There are no great twists or reversals or reveals, none of the stuff the scriptwriting books tell us really make a story exciting. There are no real villains or seemingly insurmountable obstacles. There is a subplot, and it cannot be called any more than that, about our heroine's apparent reliance on prescription medication and her drinking too much on occasion, but this is not at heart one of those powerful stories about overcoming addiction and alcoholism.
That The Queen's Gambit, having broken all the rules, was such a big hit with viewers and critics alike is due simply to it being a beautiful piece of craftsmanship - in its storytelling, its playing, and its production.
Apart from the easy to forget fact that its protagonist, Beth Harmon, is fictional, the structure of The Queen's Gambit is that of an old fashioned "biopic" or "miniseries" about a real person. The familiarity of this structure actually tricks us into thinking of Beth as a real person even when we know she is not. The absence of all those dramatic twists and reversals helps this process and actually makes the story more compelling. Audiences have become so used to those crude devices that they see them coming a mile away. We take it for granted that we are going to be surprised so that it comes as a surprise, a pleasant surprise, when things work out as they probably would in the real world.
The script seems to toy quite deliberately with our expectations. We think we know where it is going when we see the stern looking ladies at the dour orphanage, the old janitor who looks like a creepy loner, and the beaten down adoptive mother whose dreams have been destroyed. We are wrong, sometimes very wrong.

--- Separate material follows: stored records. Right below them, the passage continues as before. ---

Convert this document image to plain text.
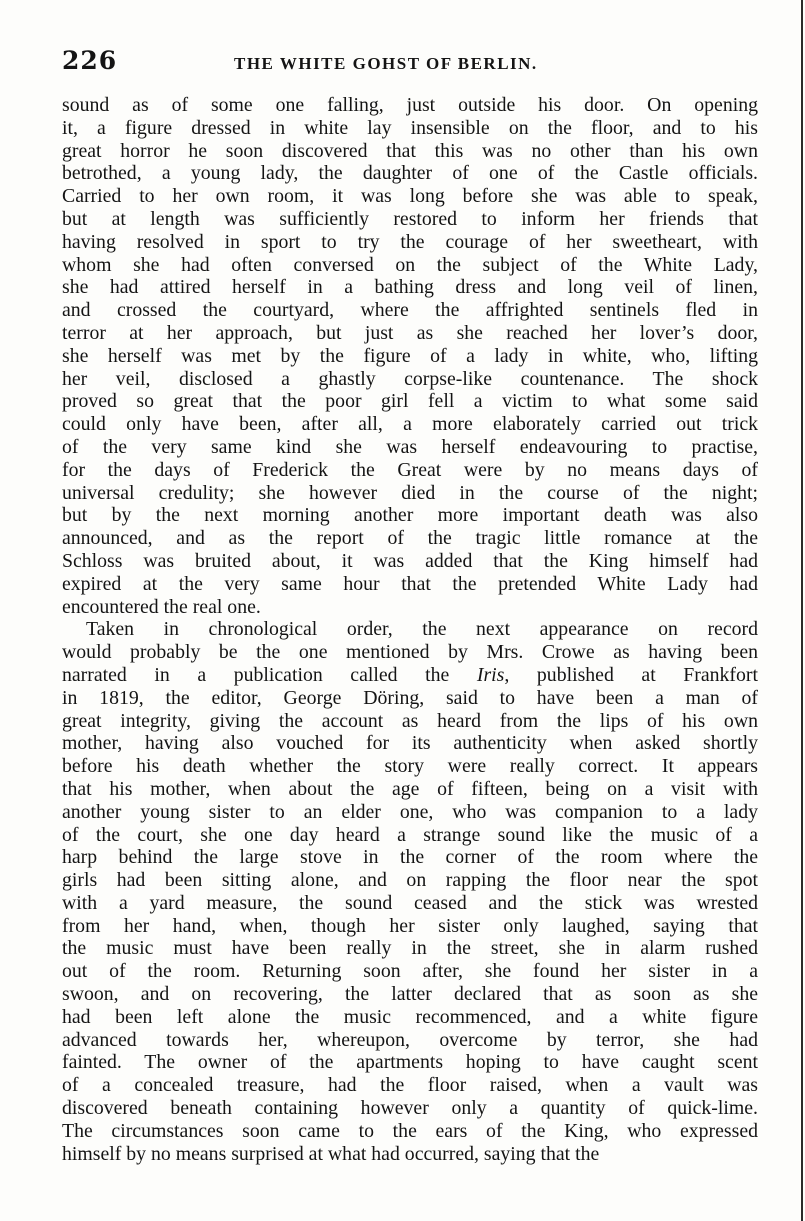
226	THE WHITE GOHST OF BERLIN.
sound as of some one falling, just outside his door. On opening
it, a figure dressed in white lay insensible on the floor, and to his
great horror he soon discovered that this was no other than his own
betrothed, a young lady, the daughter of one of the Castle officials.
Carried to her own room, it was long before she was able to speak,
but at length was sufficiently restored to inform her friends that
having resolved in sport to try the courage of her sweetheart, with
whom she had often conversed on the subject of the White Lady,
she had attired herself in a bathing dress and long veil of linen,
and crossed the courtyard, where the affrighted sentinels fled in
terror at her approach, but just as she reached her lover’s door,
she herself was met by the figure of a lady in white, who, lifting
her veil, disclosed a ghastly corpse-like countenance. The shock
proved so great that the poor girl fell a victim to what some said
could only have been, after all, a more elaborately carried out trick
of the very same kind she was herself endeavouring to practise,
for the days of Frederick the Great were by no means days of
universal credulity; she however died in the course of the night;
but by the next morning another more important death was also
announced, and as the report of the tragic little romance at the
Schloss was bruited about, it was added that the King himself had
expired at the very same hour that the pretended White Lady had
encountered the real one.
Taken in chronological order, the next appearance on record
would probably be the one mentioned by Mrs. Crowe as having been
narrated in a publication called the Iris, published at Frankfort
in 1819, the editor, George Döring, said to have been a man of
great integrity, giving the account as heard from the lips of his own
mother, having also vouched for its authenticity when asked shortly
before his death whether the story were really correct. It appears
that his mother, when about the age of fifteen, being on a visit with
another young sister to an elder one, who was companion to a lady
of the court, she one day heard a strange sound like the music of a
harp behind the large stove in the corner of the room where the
girls had been sitting alone, and on rapping the floor near the spot
with a yard measure, the sound ceased and the stick was wrested
from her hand, when, though her sister only laughed, saying that
the music must have been really in the street, she in alarm rushed
out of the room. Returning soon after, she found her sister in a
swoon, and on recovering, the latter declared that as soon as she
had been left alone the music recommenced, and a white figure
advanced towards her, whereupon, overcome by terror, she had
fainted. The owner of the apartments hoping to have caught scent
of a concealed treasure, had the floor raised, when a vault was
discovered beneath containing however only a quantity of quick-lime.
The circumstances soon came to the ears of the King, who expressed
himself by no means surprised at what had occurred, saying that the
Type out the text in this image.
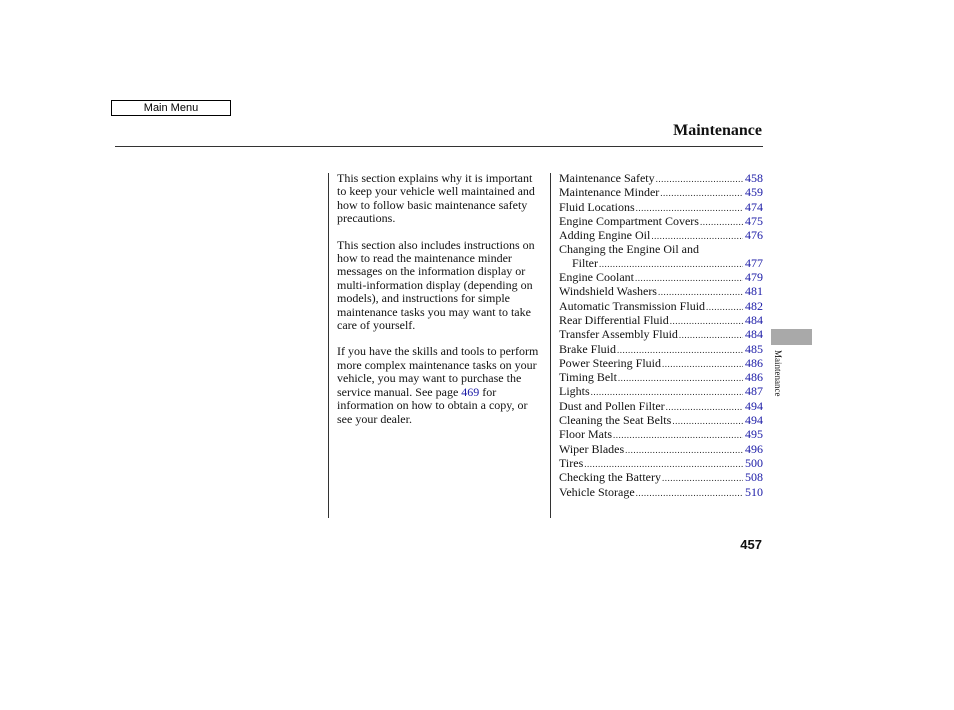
Main Menu
Maintenance

This section explains why it is important to keep your vehicle well maintained and how to follow basic maintenance safety precautions.

This section also includes instructions on how to read the maintenance minder messages on the information display or multi-information display (depending on models), and instructions for simple maintenance tasks you may want to take care of yourself.

If you have the skills and tools to perform more complex maintenance tasks on your vehicle, you may want to purchase the service manual. See page 469 for information on how to obtain a copy, or see your dealer.

Maintenance Safety .....	458
Maintenance Minder .....	459
Fluid Locations .....	474
Engine Compartment Covers .....	475
Adding Engine Oil .....	476
Changing the Engine Oil and
Filter .....	477
Engine Coolant .....	479
Windshield Washers .....	481
Automatic Transmission Fluid .....	482
Rear Differential Fluid .....	484
Transfer Assembly Fluid .....	484
Brake Fluid .....	485
Power Steering Fluid .....	486
Timing Belt .....	486
Lights .....	487
Dust and Pollen Filter .....	494
Cleaning the Seat Belts .....	494
Floor Mats .....	495
Wiper Blades .....	496
Tires .....	500
Checking the Battery .....	508
Vehicle Storage .....	510
Maintenance
457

One of the great strengths of the characterisation is that it understands that hardly anyone is totally evil, and most people like to think of themselves as kind and helpful. There is nothing cruel about those stern ladies: they are doing a difficult job and their discipline is not unreasonable; their routine use of tranquilizers on young children, shocking as it now seems, was urged by "expert" opinion at the time; and when the director of the orphanage says it is not right for a young girl to spend so much time playing chess in the basement with the janitor, one can see her point of view - and then she immediately suggests alternative arrangements. The lonely janitor hides a truly noble soul. Instead of sinking into bitterness and imposing it on Beth, the adoptive mother helps her reach for own dreams.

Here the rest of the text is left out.